L’Espagne demande à l’UE de prendre des mesures pour lutter contre la crise énergétique « au-delà de l’hiver »

Le Premier ministre espagnol Pedro Sánchez tiendra une réunion bilatérale jeudi avec le président du Conseil européen, Charles Michel, quelques heures avant le sommet pour discuter de la question des prix de l’énergie, ont déclaré des responsables espagnols à EFE. [Shutterstock/Yevhen Prozhyrko]

Avant le sommet de l’UE de cette semaine, l’Espagne a exhorté le bloc à mettre en œuvre des mesures urgentes et coordonnées pour atténuer la hausse des prix de l’énergie, mettant en garde contre un « risque » que les pénuries d’énergie durent au-delà de l’hiver prochain en Europe.

« Nous pensons qu’il est nécessaire d’entamer ce débat maintenant et de toute urgence », a déclaré mardi (19 octobre) le secrétaire d’État espagnol à l’Union européenne, Juan González-Barba.

L’Espagne a demandé que la hausse des prix de l’énergie figure parmi les principaux sujets abordés par les dirigeants de l’UE lors du sommet européen qui se tiendra jeudi 21 et vendredi 22 octobre à Bruxelles.

Le Premier ministre espagnol Pedro Sánchez tiendra une réunion bilatérale jeudi avec le président du Conseil européen, Charles Michel, quelques heures avant le sommet pour discuter de la question des prix de l’énergie, ont déclaré des responsables espagnols à EFE.

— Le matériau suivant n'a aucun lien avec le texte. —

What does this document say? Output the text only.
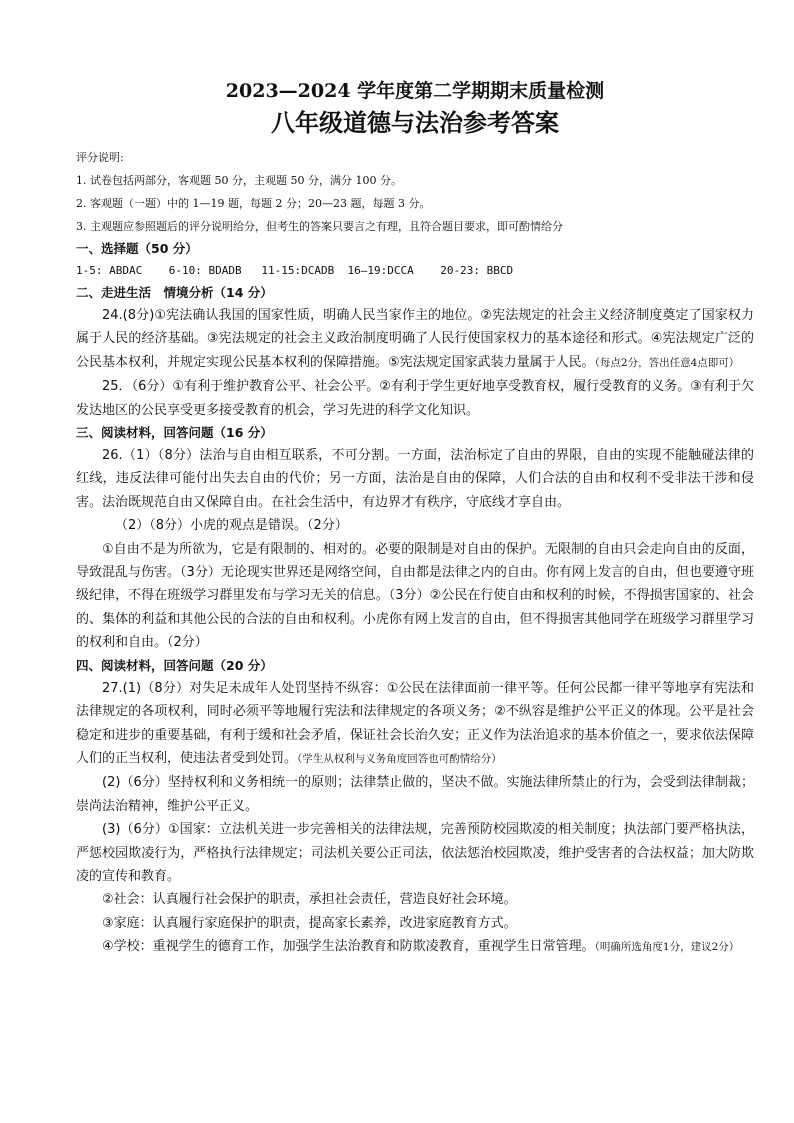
2023—2024 学年度第二学期期末质量检测

八年级道德与法治参考答案

评分说明:

1. 试卷包括两部分，客观题 50 分，主观题 50 分，满分 100 分。

2. 客观题（一题）中的 1—19 题，每题 2 分；20—23 题，每题 3 分。

3. 主观题应参照题后的评分说明给分，但考生的答案只要言之有理，且符合题目要求，即可酌情给分

一、选择题（50 分）

1-5: ABDAC    6-10: BDADB   11-15:DCADB  16—19:DCCA    20-23: BBCD

二、走进生活　情境分析（14 分）

24.(8分)①宪法确认我国的国家性质，明确人民当家作主的地位。②宪法规定的社会主义经济制度奠定了国家权力属于人民的经济基础。③宪法规定的社会主义政治制度明确了人民行使国家权力的基本途径和形式。④宪法规定广泛的公民基本权利，并规定实现公民基本权利的保障措施。⑤宪法规定国家武装力量属于人民。（每点2分，答出任意4点即可）

25．（6分）①有利于维护教育公平、社会公平。②有利于学生更好地享受教育权，履行受教育的义务。③有利于欠发达地区的公民享受更多接受教育的机会，学习先进的科学文化知识。

三、阅读材料，回答问题（16 分）

26.（1）（8分）法治与自由相互联系，不可分割。一方面，法治标定了自由的界限，自由的实现不能触碰法律的红线，违反法律可能付出失去自由的代价；另一方面，法治是自由的保障，人们合法的自由和权利不受非法干涉和侵害。法治既规范自由又保障自由。在社会生活中，有边界才有秩序，守底线才享自由。

（2）（8分）小虎的观点是错误。（2分）

①自由不是为所欲为，它是有限制的、相对的。必要的限制是对自由的保护。无限制的自由只会走向自由的反面，导致混乱与伤害。（3分）无论现实世界还是网络空间，自由都是法律之内的自由。你有网上发言的自由，但也要遵守班级纪律，不得在班级学习群里发布与学习无关的信息。（3分）②公民在行使自由和权利的时候，不得损害国家的、社会的、集体的利益和其他公民的合法的自由和权利。小虎你有网上发言的自由，但不得损害其他同学在班级学习群里学习的权利和自由。（2分）

四、阅读材料，回答问题（20 分）

27.(1)（8分）对失足未成年人处罚坚持不纵容：①公民在法律面前一律平等。任何公民都一律平等地享有宪法和法律规定的各项权利，同时必须平等地履行宪法和法律规定的各项义务；②不纵容是维护公平正义的体现。公平是社会稳定和进步的重要基础，有利于缓和社会矛盾，保证社会长治久安；正义作为法治追求的基本价值之一，要求依法保障人们的正当权利，使违法者受到处罚。（学生从权利与义务角度回答也可酌情给分）

(2)（6分）坚持权利和义务相统一的原则；法律禁止做的，坚决不做。实施法律所禁止的行为，会受到法律制裁；崇尚法治精神，维护公平正义。

(3)（6分）①国家：立法机关进一步完善相关的法律法规，完善预防校园欺凌的相关制度；执法部门要严格执法，严惩校园欺凌行为，严格执行法律规定；司法机关要公正司法，依法惩治校园欺凌，维护受害者的合法权益；加大防欺凌的宣传和教育。

②社会：认真履行社会保护的职责，承担社会责任，营造良好社会环境。

③家庭：认真履行家庭保护的职责，提高家长素养，改进家庭教育方式。

④学校：重视学生的德育工作，加强学生法治教育和防欺凌教育，重视学生日常管理。（明确所选角度1分，建议2分）
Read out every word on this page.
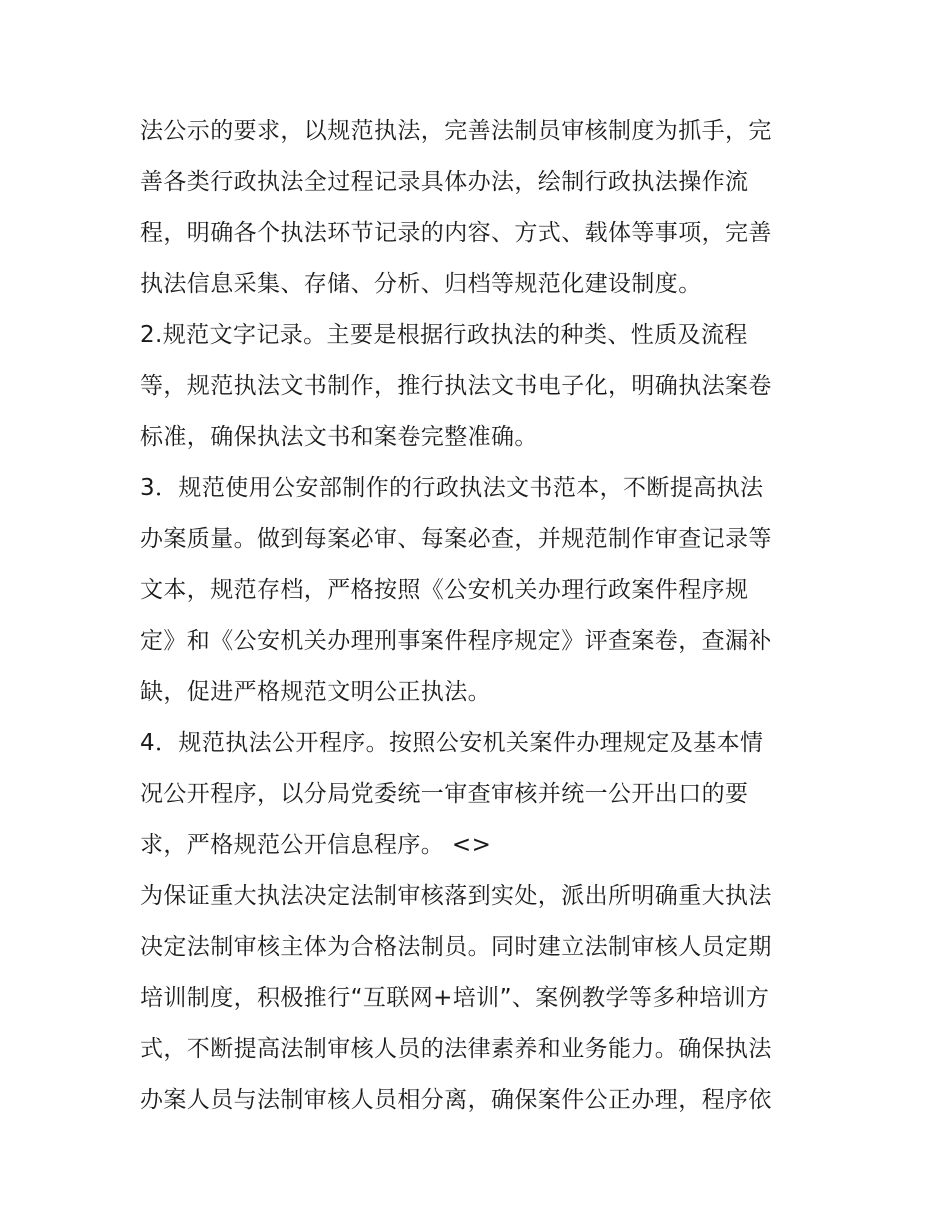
法公示的要求，以规范执法，完善法制员审核制度为抓手，完
善各类行政执法全过程记录具体办法，绘制行政执法操作流
程，明确各个执法环节记录的内容、方式、载体等事项，完善
执法信息采集、存储、分析、归档等规范化建设制度。
2.规范文字记录。主要是根据行政执法的种类、性质及流程
等，规范执法文书制作，推行执法文书电子化，明确执法案卷
标准，确保执法文书和案卷完整准确。
3．规范使用公安部制作的行政执法文书范本，不断提高执法
办案质量。做到每案必审、每案必查，并规范制作审查记录等
文本，规范存档，严格按照《公安机关办理行政案件程序规
定》和《公安机关办理刑事案件程序规定》评查案卷，查漏补
缺，促进严格规范文明公正执法。
4．规范执法公开程序。按照公安机关案件办理规定及基本情
况公开程序，以分局党委统一审查审核并统一公开出口的要
求，严格规范公开信息程序。 <>
为保证重大执法决定法制审核落到实处，派出所明确重大执法
决定法制审核主体为合格法制员。同时建立法制审核人员定期
培训制度，积极推行“互联网+培训”、案例教学等多种培训方
式，不断提高法制审核人员的法律素养和业务能力。确保执法
办案人员与法制审核人员相分离，确保案件公正办理，程序依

Mardi (19 octobre), M. González-Barba a souligné que le gouvernement espagnol souhaite « accélérer ce débat » et non le reporter, comme le souhaite la Commission européenne, à moyen et long terme — car « il existe un risque qu’en avril, les circonstances actuelles n’aient pas disparu », a-t-il ajouté.

Le mois dernier, le gouvernement espagnol a proposé une série de mesures pour faire face à la volatilité des prix de l’énergie, comme l’achat conjoint de gaz. Il a appelé à des « mesures exceptionnelles » pour répondre à la crise, notamment en retirant le gaz du système de tarification marginale tant que les prix restent exceptionnellement élevés.

La Commission européenne estime toutefois que les États membres de l’UE disposent de suffisamment d’outils pour faire face à la pénurie d’énergie — comme les subventions aux ménages pauvres — et a décidé de reporter les propositions avancées par l’Espagne, telles que l’achat conjoint de gaz pour créer des réserves stratégiques ou une réforme du marché de l’électricité.

« Nous étudierons les avantages potentiels et la conception de l’achat conjoint volontaire de stocks de gaz de réserve, à condition qu’ils soient conformes à la réglementation du marché de l’énergie et aux règles de concurrence de l’UE », a déclaré la Commission.

L’Espagne est à la tête d’un groupe de pays comprenant la France, la Grèce, la République tchèque et la Roumanie, qui s’oppose à la position de Bruxelles, soutenue par l’Allemagne.